In front of her the tunnel widened into a broad shaft with a series of mushrooms rising from the floor far below or sprouting from the walls. From the ceiling, or in some cases from the wall mushrooms, thick vines hung down.
“Those sadists,” Lady Midnight said when she saw what awaited them.
“What is it?” Rip asked.
“Mushrooms,” Tessa said, “In a deep, deep shaft. With vines to swing on.”
Lisa cursed again. Repeatedly this time.
“What’s wrong with mushroom?” Rip asked.
“Nothing,” Tessa said. “Providing you don’t mind falling several hundred feet to an insta-kill.”
“We started doing that intentionally after our seventh run of the [Depths of Tolboron],” Lisa said.
“Wait, we’re supposed to jump from one of the mushroom caps to the next right?” Matt asked.
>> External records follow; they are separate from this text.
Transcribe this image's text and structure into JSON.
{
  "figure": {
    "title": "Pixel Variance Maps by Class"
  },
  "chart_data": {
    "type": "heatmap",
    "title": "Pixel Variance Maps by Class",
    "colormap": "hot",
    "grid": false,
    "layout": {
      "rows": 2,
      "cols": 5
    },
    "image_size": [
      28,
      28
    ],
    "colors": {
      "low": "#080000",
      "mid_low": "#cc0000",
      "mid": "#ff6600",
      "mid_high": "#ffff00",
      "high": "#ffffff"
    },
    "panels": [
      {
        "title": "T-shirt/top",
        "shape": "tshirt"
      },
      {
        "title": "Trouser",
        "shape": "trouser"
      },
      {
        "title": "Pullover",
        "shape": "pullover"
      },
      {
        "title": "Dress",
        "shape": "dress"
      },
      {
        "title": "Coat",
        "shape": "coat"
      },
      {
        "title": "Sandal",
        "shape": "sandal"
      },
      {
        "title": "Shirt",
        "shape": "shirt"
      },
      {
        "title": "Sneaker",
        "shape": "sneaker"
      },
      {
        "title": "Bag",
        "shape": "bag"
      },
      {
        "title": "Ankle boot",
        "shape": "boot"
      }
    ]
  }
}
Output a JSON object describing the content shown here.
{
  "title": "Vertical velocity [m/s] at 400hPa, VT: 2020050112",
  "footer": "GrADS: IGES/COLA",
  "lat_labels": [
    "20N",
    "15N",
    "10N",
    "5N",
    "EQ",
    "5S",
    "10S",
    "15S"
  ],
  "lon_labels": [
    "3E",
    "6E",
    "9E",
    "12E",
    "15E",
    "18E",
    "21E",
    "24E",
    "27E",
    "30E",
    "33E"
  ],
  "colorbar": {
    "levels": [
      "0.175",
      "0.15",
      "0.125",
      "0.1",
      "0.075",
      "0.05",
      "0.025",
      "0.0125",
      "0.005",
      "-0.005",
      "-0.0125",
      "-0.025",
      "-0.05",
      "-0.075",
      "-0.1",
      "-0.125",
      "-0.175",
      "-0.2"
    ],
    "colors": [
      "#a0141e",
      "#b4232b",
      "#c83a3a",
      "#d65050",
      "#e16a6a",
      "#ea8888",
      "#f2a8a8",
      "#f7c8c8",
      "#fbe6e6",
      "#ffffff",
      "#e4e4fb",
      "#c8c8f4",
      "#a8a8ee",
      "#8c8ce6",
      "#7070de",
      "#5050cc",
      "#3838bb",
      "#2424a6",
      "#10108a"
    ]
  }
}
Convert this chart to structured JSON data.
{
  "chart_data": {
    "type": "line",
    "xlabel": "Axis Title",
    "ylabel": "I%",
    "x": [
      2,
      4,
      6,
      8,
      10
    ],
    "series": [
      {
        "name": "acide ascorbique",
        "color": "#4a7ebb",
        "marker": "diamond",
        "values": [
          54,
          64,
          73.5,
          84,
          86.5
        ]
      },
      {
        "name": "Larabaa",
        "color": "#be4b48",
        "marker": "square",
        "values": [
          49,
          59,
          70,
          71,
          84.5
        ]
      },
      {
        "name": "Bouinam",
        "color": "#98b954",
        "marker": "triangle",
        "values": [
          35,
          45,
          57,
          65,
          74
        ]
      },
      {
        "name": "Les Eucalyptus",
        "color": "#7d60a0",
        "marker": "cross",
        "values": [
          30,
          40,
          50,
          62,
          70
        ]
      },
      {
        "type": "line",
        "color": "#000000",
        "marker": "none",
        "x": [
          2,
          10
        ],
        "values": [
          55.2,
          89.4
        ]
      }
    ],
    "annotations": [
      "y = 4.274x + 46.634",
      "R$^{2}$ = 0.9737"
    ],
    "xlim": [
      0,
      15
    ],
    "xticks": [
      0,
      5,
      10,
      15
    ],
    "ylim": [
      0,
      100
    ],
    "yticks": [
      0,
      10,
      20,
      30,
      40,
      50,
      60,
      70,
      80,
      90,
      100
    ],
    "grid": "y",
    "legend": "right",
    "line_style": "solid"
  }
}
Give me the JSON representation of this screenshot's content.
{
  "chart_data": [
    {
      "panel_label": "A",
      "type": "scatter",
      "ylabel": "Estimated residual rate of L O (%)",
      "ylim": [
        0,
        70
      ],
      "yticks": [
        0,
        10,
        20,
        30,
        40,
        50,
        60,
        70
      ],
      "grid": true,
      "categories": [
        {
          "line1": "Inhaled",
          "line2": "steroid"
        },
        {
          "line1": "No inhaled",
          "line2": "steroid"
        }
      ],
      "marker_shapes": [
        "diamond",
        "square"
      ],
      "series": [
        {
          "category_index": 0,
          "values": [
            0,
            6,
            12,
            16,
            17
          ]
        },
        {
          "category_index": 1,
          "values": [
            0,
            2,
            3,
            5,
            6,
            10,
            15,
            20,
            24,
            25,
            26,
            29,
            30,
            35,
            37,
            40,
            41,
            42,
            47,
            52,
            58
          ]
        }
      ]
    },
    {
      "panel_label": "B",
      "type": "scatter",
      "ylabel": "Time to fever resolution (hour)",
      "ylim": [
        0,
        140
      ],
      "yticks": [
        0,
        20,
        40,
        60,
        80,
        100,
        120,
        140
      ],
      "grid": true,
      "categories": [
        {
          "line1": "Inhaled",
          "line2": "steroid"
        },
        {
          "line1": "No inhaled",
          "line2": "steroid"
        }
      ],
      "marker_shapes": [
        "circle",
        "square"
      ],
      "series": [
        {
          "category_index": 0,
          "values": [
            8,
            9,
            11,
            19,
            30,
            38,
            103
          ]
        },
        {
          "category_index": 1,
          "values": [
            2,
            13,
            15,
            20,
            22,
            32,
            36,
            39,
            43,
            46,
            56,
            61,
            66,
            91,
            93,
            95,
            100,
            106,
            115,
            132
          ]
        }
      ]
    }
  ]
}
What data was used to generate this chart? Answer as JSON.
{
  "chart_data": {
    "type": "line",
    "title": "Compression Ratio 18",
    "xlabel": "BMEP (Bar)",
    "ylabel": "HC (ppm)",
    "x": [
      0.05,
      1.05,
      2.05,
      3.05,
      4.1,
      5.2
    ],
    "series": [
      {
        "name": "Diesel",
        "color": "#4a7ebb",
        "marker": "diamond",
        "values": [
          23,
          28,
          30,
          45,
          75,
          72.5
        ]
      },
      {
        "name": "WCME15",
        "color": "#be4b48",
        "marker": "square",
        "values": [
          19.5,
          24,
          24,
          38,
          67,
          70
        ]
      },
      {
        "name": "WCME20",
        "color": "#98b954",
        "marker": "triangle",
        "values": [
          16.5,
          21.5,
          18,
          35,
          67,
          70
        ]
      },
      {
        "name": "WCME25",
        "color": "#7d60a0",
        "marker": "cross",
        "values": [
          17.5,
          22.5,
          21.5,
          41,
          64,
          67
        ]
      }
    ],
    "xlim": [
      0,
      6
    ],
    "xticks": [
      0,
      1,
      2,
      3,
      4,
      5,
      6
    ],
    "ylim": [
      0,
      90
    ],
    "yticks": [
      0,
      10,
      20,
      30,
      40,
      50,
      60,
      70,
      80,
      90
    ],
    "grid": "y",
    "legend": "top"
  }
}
“And swing between them when the jump is too far or long,” Tessa said.
“That doesn’t look easy,” Matt said.
“It’s not,” Tessa said. “But the best part is the moment sets foot on one of the mushrooms is when the mobs will appear.”
“So we need to do the jumping and swinging while things are trying to kill us?” Matt asked.
“Smart things too,” Tessa said. “At least in the earlier dungeon this was in.”
“Smart how?” Rip asked.
“Smart as in ‘they wait till your vulnerable to attack in the hope of messing up your jump or knocking you off a vine,” Lisa said. “And then when you go splat on the ground, they land to devour your body so you’re stuck rezzing at the [Heart Fire] and taking a nice big quality hit on all your gear.”
“I see why no one does this one anymore,” Rip said.
“Well, not this one,” Tessa said. “The [Depths of Tolboron] is one of the very old dungeons. The newer ones are usually more fun.”
“I’m not seeing a lot of fun up here,” Lisa said. “We made it to the shaft too. I think we’re we’re on the walkway right above you.”
The walkway in question was a good hundred feet higher up the shaft. Not a trivial distance to overcome.
“I’m surprised we got here without being attacked?” Obby said.
“We’re still stuck possibly fighting two battles at once if we all try to get onto the mushrooms,,” Tessa said.
“Could we lower people down with ropes instead?” Rip asked. “Or try to climb the walls?”
“That wasn’t an option in the game, but there’s nothing stopping us from trying it here,” Tessa said. “Except that the mobs that are probably lurking here don’t have the game limitation of only attacking us when we touch the mushrooms.”
“What if something else touches the mushrooms?” Rip asked.
“What kind of something else?” Tessa asked.
“This kind,” Rip said.
From high above, Tessa saw a flash of light followed by a detonation that sent pieces of one of the giant mushrooms raining down into the pit below.
Before she had time to admonish Rip for making a bad choice, the consequence of that choice appeared.
Tess had been expecting either spiders or bats to be the enemy. They were staples of a lot of low level quests and this felt like a ‘blast-from-the-past’ zone. Instead of spiders or bats though, the open air in front of her was filled with [Flying Poison Creepers].
The Creepers were a naturally occurring form of undead – if the spontaneous amalgamation of multiple dead bodies into a single chaotic whole could be called ‘natural’ in any sense. Their species designation was less important to Tessa however than their sensory capabilities.
Specifically whether the Creepers could sense then or had taken flight only because of the destruction of the mushroom.
“Incoming!” Obby yelled just as Tessa saw the Creepers random flight patterns flicker over to a purposeful and directed pair of flight plans.
“Behind me. Only engage the ones I’m on,” Tessa said. “If any break through, leave them alone, even if they attack you.”
There were too many Creeper diving towards them. Tessa knew she could hold them all, and she could only cling to the hope that she could survive the ones she did manage to provoke.